Recognizing that he and Ruth Bader Ginsburg were close friends, gives me pause with my general sense of Scalia voiced at the top.  I think his basic ideology is wrong, but he was a bright man, so I need to think through this and check up a bit on both originalism and the decisions he supported.  I'm pretty sure I'm right, but he knew he was.  Maybe that's my advantage over him.


  1. Slightly off your point, I immediately thought of how annoyed I was when Nixon died and all the living presidents not only showed up for his funeral but said nice things about him. This was hard for me to swallow, since I thought Nixon had brought us closer to a Constitutional crisis than any other president (that was before the Supreme Court hijacked the 2000 election). Obviously a lot of people, including Clinton and Carter, thought respect for the office trumped disapproval of the individual's behavior. Not sure if I would have decided the same way had I been invited.

    But as an exciting mind game, now that Republicans have demonstrated that they can never separate the office from the individual, let's imagine what will happen at Obama's funeral. Will any Republicans attend, and if so, will they leap up and yell "Liar!" or "Traitor!" as the coffin goes into the ground?

    1. American politics have often been bitter and currently we haven't had any duels among Congress members. It seems we have to not lump all the conservatives into one group. Some are just venting their own personal issues. Some are simplistically diagnosing the nation's problems. Some are smart and genuinely troubled, seeing the direction of the country is taking as calamitous. (On the left people feel the same way about where the right would go.) And some divide the world between winners and losers and will do anything to not be in the loser category. Each need to be handled differently, some it's probably hopeless. But those who ultimately are in it for the future of their grandkids, are potentially reachable.

  2. Scalia says there’s nothing unconstitutional about executing the innocent.

    by Ian Millhiser Aug 17, 2009 5:00 pm

    "Joined by Justice Clarence Thomas in dissent, however, Justice Antonin Scalia criticized his colleagues for thinking that mere innocence is grounds to overturn a conviction:

    This Court has never held that the Constitution forbids the execution of a convicted defendant who has had a full and fair trial but is later able to convince a habeas court that he is “actually” innocent. Quite to the contrary, we have repeatedly left that question unresolved, while expressing considerable doubt that any claim based on alleged “actual innocence” is constitutionally cognizable."

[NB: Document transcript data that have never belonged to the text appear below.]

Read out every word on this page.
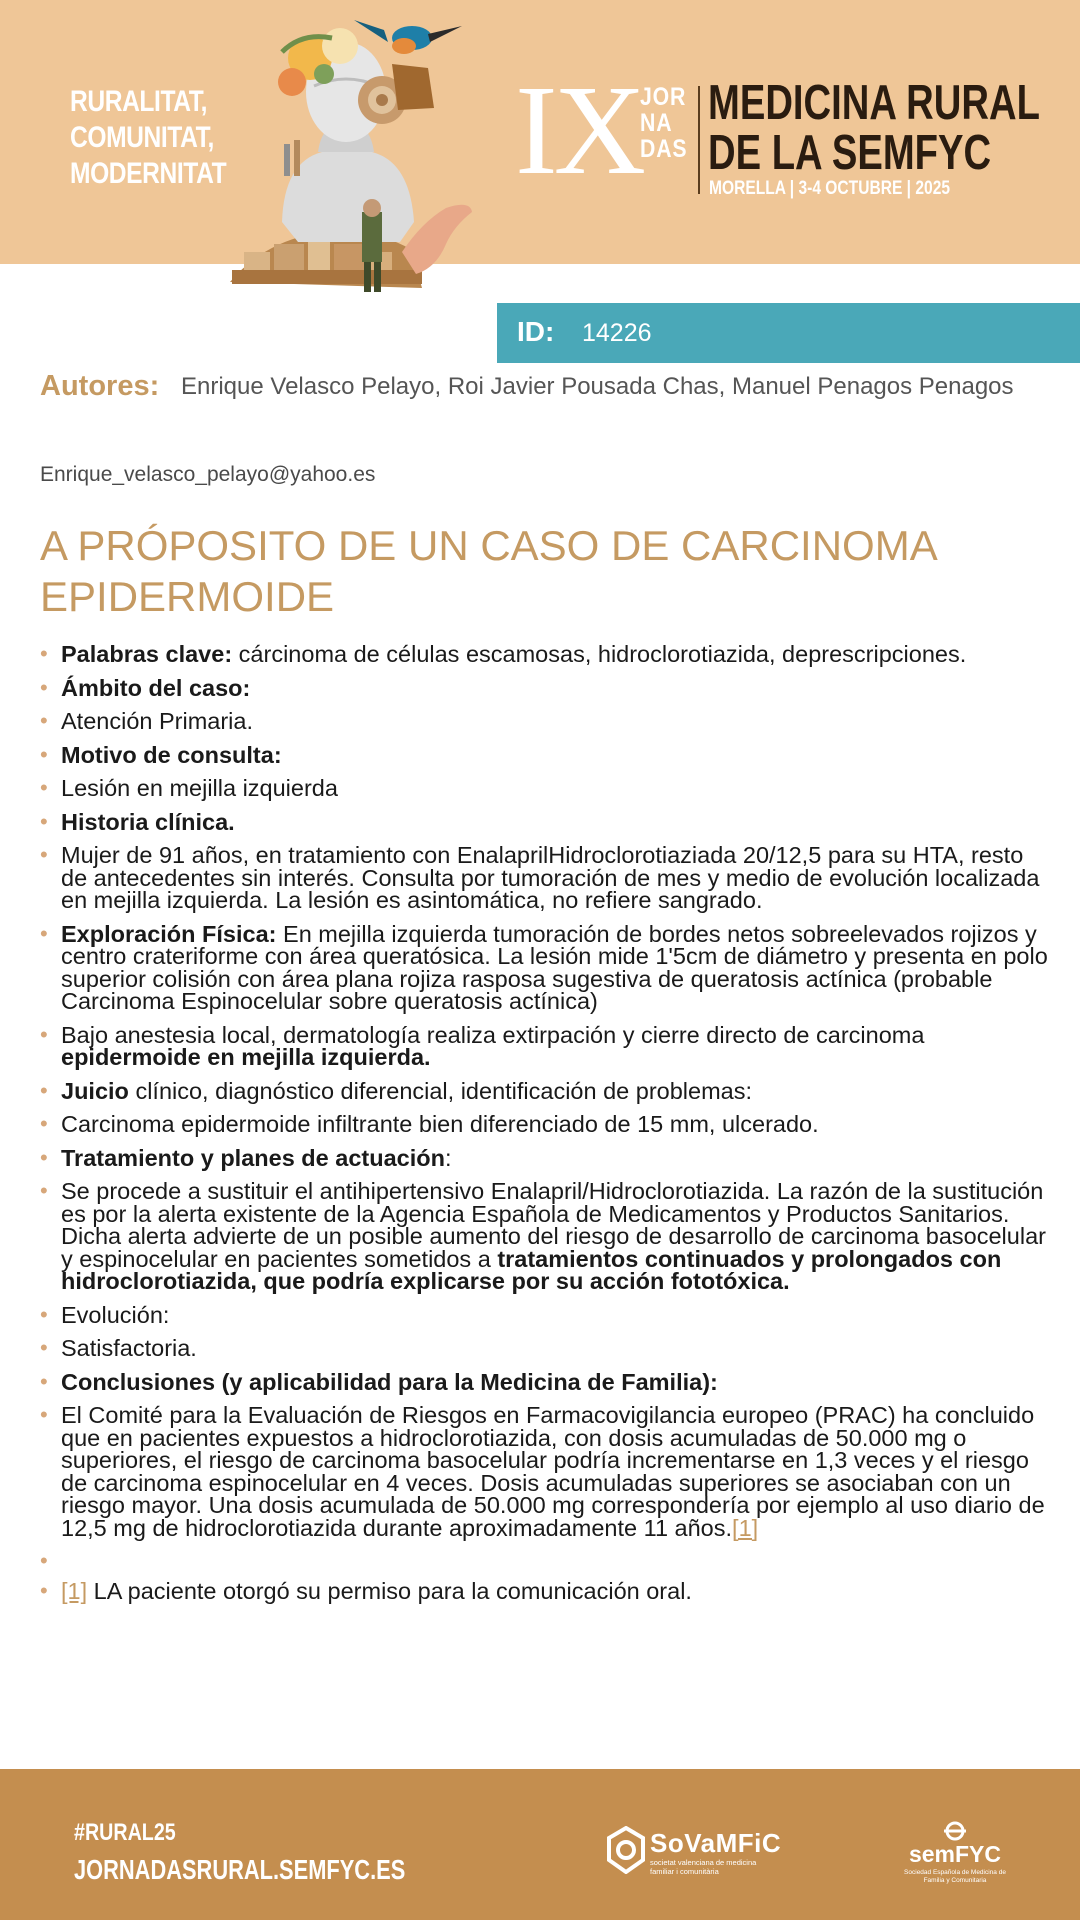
RURALITAT,
COMUNITAT,
MODERNITAT IX
JOR
NA
DAS
MEDICINA RURAL
DE LA SEMFYC
MORELLA | 3-4 OCTUBRE | 2025
ID: 14226
Autores: Enrique Velasco Pelayo, Roi Javier Pousada Chas, Manuel Penagos Penagos
Enrique_velasco_pelayo@yahoo.es
A PRÓPOSITO DE UN CASO DE CARCINOMA EPIDERMOIDE

• Palabras clave: cárcinoma de células escamosas, hidroclorotiazida, deprescripciones.

• Ámbito del caso:

• Atención Primaria.

• Motivo de consulta:

• Lesión en mejilla izquierda

• Historia clínica.

• Mujer de 91 años, en tratamiento con EnalaprilHidroclorotiaziada 20/12,5 para su HTA, resto de antecedentes sin interés. Consulta por tumoración de mes y medio de evolución localizada en mejilla izquierda. La lesión es asintomática, no refiere sangrado.

• Exploración Física: En mejilla izquierda tumoración de bordes netos sobreelevados rojizos y centro crateriforme con área queratósica. La lesión mide 1'5cm de diámetro y presenta en polo superior colisión con área plana rojiza rasposa sugestiva de queratosis actínica (probable Carcinoma Espinocelular sobre queratosis actínica)

• Bajo anestesia local, dermatología realiza extirpación y cierre directo de carcinoma epidermoide en mejilla izquierda.

• Juicio clínico, diagnóstico diferencial, identificación de problemas:

• Carcinoma epidermoide infiltrante bien diferenciado de 15 mm, ulcerado.

• Tratamiento y planes de actuación:

• Se procede a sustituir el antihipertensivo Enalapril/Hidroclorotiazida. La razón de la sustitución es por la alerta existente de la Agencia Española de Medicamentos y Productos Sanitarios. Dicha alerta advierte de un posible aumento del riesgo de desarrollo de carcinoma basocelular y espinocelular en pacientes sometidos a tratamientos continuados y prolongados con hidroclorotiazida, que podría explicarse por su acción fototóxica.

• Evolución:

• Satisfactoria.

• Conclusiones (y aplicabilidad para la Medicina de Familia):

• El Comité para la Evaluación de Riesgos en Farmacovigilancia europeo (PRAC) ha concluido que en pacientes expuestos a hidroclorotiazida, con dosis acumuladas de 50.000 mg o superiores, el riesgo de carcinoma basocelular podría incrementarse en 1,3 veces y el riesgo de carcinoma espinocelular en 4 veces. Dosis acumuladas superiores se asociaban con un riesgo mayor. Una dosis acumulada de 50.000 mg correspondería por ejemplo al uso diario de 12,5 mg de hidroclorotiazida durante aproximadamente 11 años.[1]

•

• [1] LA paciente otorgó su permiso para la comunicación oral.

#RURAL25
JORNADASRURAL.SEMFYC.ES
SoVaMFiC
societat valenciana de medicina familiar i comunitària
semFYC
Sociedad Española de Medicina de Familia y Comunitaria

    1. If I were required to add a positive statement I could state that Justice Scalia could have had at least as many friends as did Theodore Robert Bundy.

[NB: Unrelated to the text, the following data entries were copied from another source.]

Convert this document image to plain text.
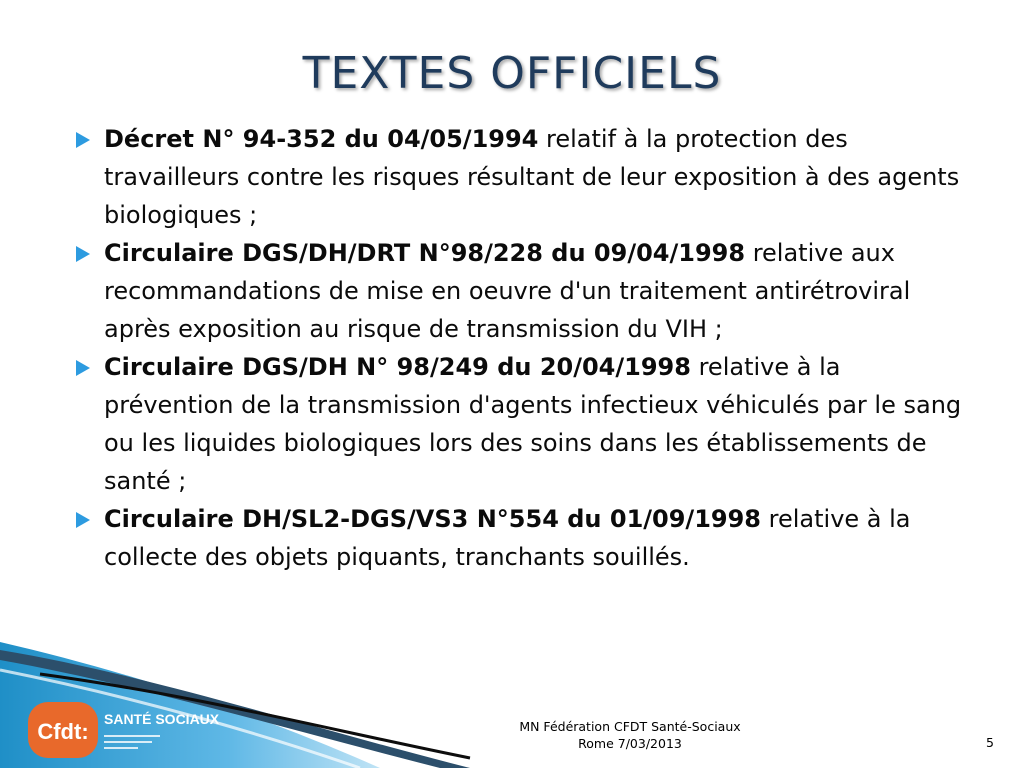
TEXTES OFFICIELS
Décret N° 94-352 du 04/05/1994 relatif à la protection des travailleurs contre les risques résultant de leur exposition à des agents biologiques ;
Circulaire DGS/DH/DRT N°98/228 du 09/04/1998 relative aux recommandations de mise en oeuvre d'un traitement antirétroviral après exposition au risque de transmission du VIH ;
Circulaire DGS/DH N° 98/249 du 20/04/1998 relative à la prévention de la transmission d'agents infectieux véhiculés par le sang ou les liquides biologiques lors des soins dans les établissements de santé ;
Circulaire DH/SL2-DGS/VS3 N°554 du 01/09/1998 relative à la collecte des objets piquants, tranchants souillés.
Cfdt: SANTÉ SOCIAUX	MN Fédération CFDT Santé-Sociaux
Rome 7/03/2013	5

    2. Anon, this is one of the most troubling cases. But it also shows that Scalia wasn't bound by his religion. (See Wikipedia for irony icons.) My interest is in how seemingly intelligent people can be so wrong. But how to do that without reflecting on the possibility that you yourself are wrong?
      My sense is that Scalia was profoundly certain he was right. And Ginsburg also believes she’s right. What differentiates those people who fall in Scalia’s camp and those who fall in Ginsburg’s?
      There are big questions here. How does upbringing affect one’s certainty and basic beliefs? What role does genetics play? Is this just a variation of the old conflict between deontology and utilitarianism? My philosophy consultant says it's a little more complicated than that. Will get back to this. Thanks for the comment.

    3. My sense is that Scalia was profoundly certain he was right.

      Scalia was apparently profoundly glad to be white too.

    4. The link both supports my sense of Scalia and his use of originalism as a cover for personal bias, and is extremely disturbing. As a university faculty member, I say it's also believable.

  3. Plutarch did a pretty good job of writing the obits of those who knew power. Never considered it his job to gloss the clash of persona and person and came up with what are timeless works in the field of biography.

    Justice Scalia is certainly a man who makes a good story for all of us to learn from, whatever our politics.

    1. Ah yes, Plutarch's Lives. I need to go back and reread that. It's been a while. Thanks for reminding me.